Binarizer

Binarize a column of continuous features given a threshold.

Input

This type of node takes in a DataFrame and transforms it to another DataFrame

Output

A new column containing the binarized values is added to the incoming DataFrame

Type

ml-transformer

Class

fire.nodes.ml.NodeBinarizer

Fields

Name

Title

Description

inputCol

Input Column

The input column name

outputCol

Output Column

The output column name

threshold

Threshold

The features greater than the threshold, will be binarized to 1.0.The features equal to or less than the threshold, will be binarized to 0.0.

Details

Binarizer Node Details

The Binarizer Node is used in the process of thresholding numerical features to binary (0/1) features.

Binarizer takes the common parameters inputCol and outputCol, as well as the threshold for binarization.

Feature values greater than the threshold are binarized to 1.0; values equal to or less than the threshold are binarized to 0.0.

Both Vector and Double types are supported for inputCol.

Input Parameters

  • OUTPUT STORAGE LEVEL : Keep this as DEFAULT.

  • INPUT COLUMN : Select the required column for whom binarization has to be done .

  • OUTPUT COLUMN : The name of the output binarized column.
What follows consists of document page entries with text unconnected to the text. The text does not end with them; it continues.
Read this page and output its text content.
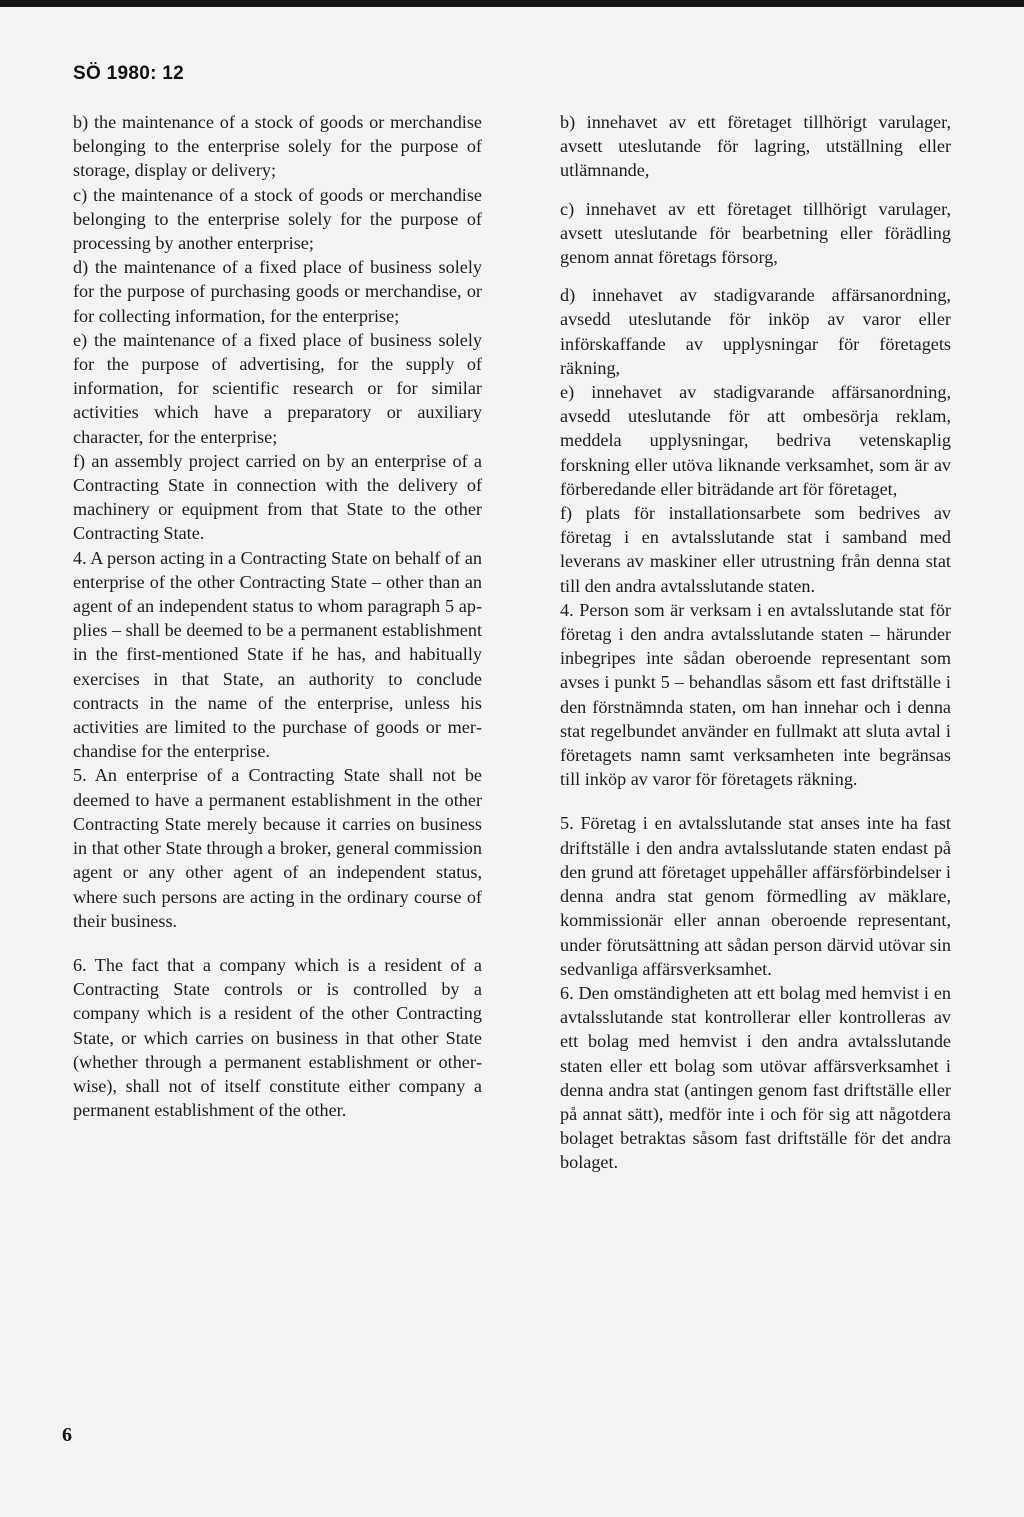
SÖ 1980: 12

b) the maintenance of a stock of goods or merchandise belonging to the enterprise solely for the purpose of storage, display or delivery;

c) the maintenance of a stock of goods or merchandise belonging to the enterprise solely for the purpose of processing by another enterprise;

d) the maintenance of a fixed place of business solely for the purpose of purchasing goods or merchandise, or for collecting information, for the enterprise;

e) the maintenance of a fixed place of business solely for the purpose of advertising, for the supply of information, for scientific research or for similar activities which have a preparatory or auxiliary character, for the enterprise;

f) an assembly project carried on by an enterprise of a Contracting State in connection with the delivery of machinery or equipment from that State to the other Contracting State.

4. A person acting in a Contracting State on behalf of an enterprise of the other Contracting State – other than an agent of an independent status to whom paragraph 5 applies – shall be deemed to be a permanent establishment in the first-mentioned State if he has, and habitually exercises in that State, an authority to conclude contracts in the name of the enterprise, unless his activities are limited to the purchase of goods or merchandise for the enterprise.

5. An enterprise of a Contracting State shall not be deemed to have a permanent establishment in the other Contracting State merely because it carries on business in that other State through a broker, general commission agent or any other agent of an independent status, where such persons are acting in the ordinary course of their business.

6. The fact that a company which is a resident of a Contracting State controls or is controlled by a company which is a resident of the other Contracting State, or which carries on business in that other State (whether through a permanent establishment or otherwise), shall not of itself constitute either company a permanent establishment of the other.

b) innehavet av ett företaget tillhörigt varulager, avsett uteslutande för lagring, utställning eller utlämnande,

c) innehavet av ett företaget tillhörigt varulager, avsett uteslutande för bearbetning eller förädling genom annat företags försorg,

d) innehavet av stadigvarande affärsanordning, avsedd uteslutande för inköp av varor eller införskaffande av upplysningar för företagets räkning,

e) innehavet av stadigvarande affärsanordning, avsedd uteslutande för att ombesörja reklam, meddela upplysningar, bedriva vetenskaplig forskning eller utöva liknande verksamhet, som är av förberedande eller biträdande art för företaget,

f) plats för installationsarbete som bedrives av företag i en avtalsslutande stat i samband med leverans av maskiner eller utrustning från denna stat till den andra avtalsslutande staten.

4. Person som är verksam i en avtalsslutande stat för företag i den andra avtalsslutande staten – härunder inbegripes inte sådan oberoende representant som avses i punkt 5 – behandlas såsom ett fast driftställe i den förstnämnda staten, om han innehar och i denna stat regelbundet använder en fullmakt att sluta avtal i företagets namn samt verksamheten inte begränsas till inköp av varor för företagets räkning.

5. Företag i en avtalsslutande stat anses inte ha fast driftställe i den andra avtalsslutande staten endast på den grund att företaget uppehåller affärsförbindelser i denna andra stat genom förmedling av mäklare, kommissionär eller annan oberoende representant, under förutsättning att sådan person därvid utövar sin sedvanliga affärsverksamhet.

6. Den omständigheten att ett bolag med hemvist i en avtalsslutande stat kontrollerar eller kontrolleras av ett bolag med hemvist i den andra avtalsslutande staten eller ett bolag som utövar affärsverksamhet i denna andra stat (antingen genom fast driftställe eller på annat sätt), medför inte i och för sig att någotdera bolaget betraktas såsom fast driftställe för det andra bolaget.

6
  • THRESHOLD : Set the threshold used to binarize continuous features. The features greater than the threshold, will be binarized to 1.0. The features equal to or less than the threshold, will be binarized to 0.0. Default: 0.0

Examples

Binarization Node Example

Consider the below Binarizer output for the feature column with Threshold set to 0.5

-------------------------------
| id|feature|binarized_feature|
-------------------------------
|  0|    0.1|              0.0|
|  1|    0.8|              1.0|
|  2|    0.2|              0.0|
-------------------------------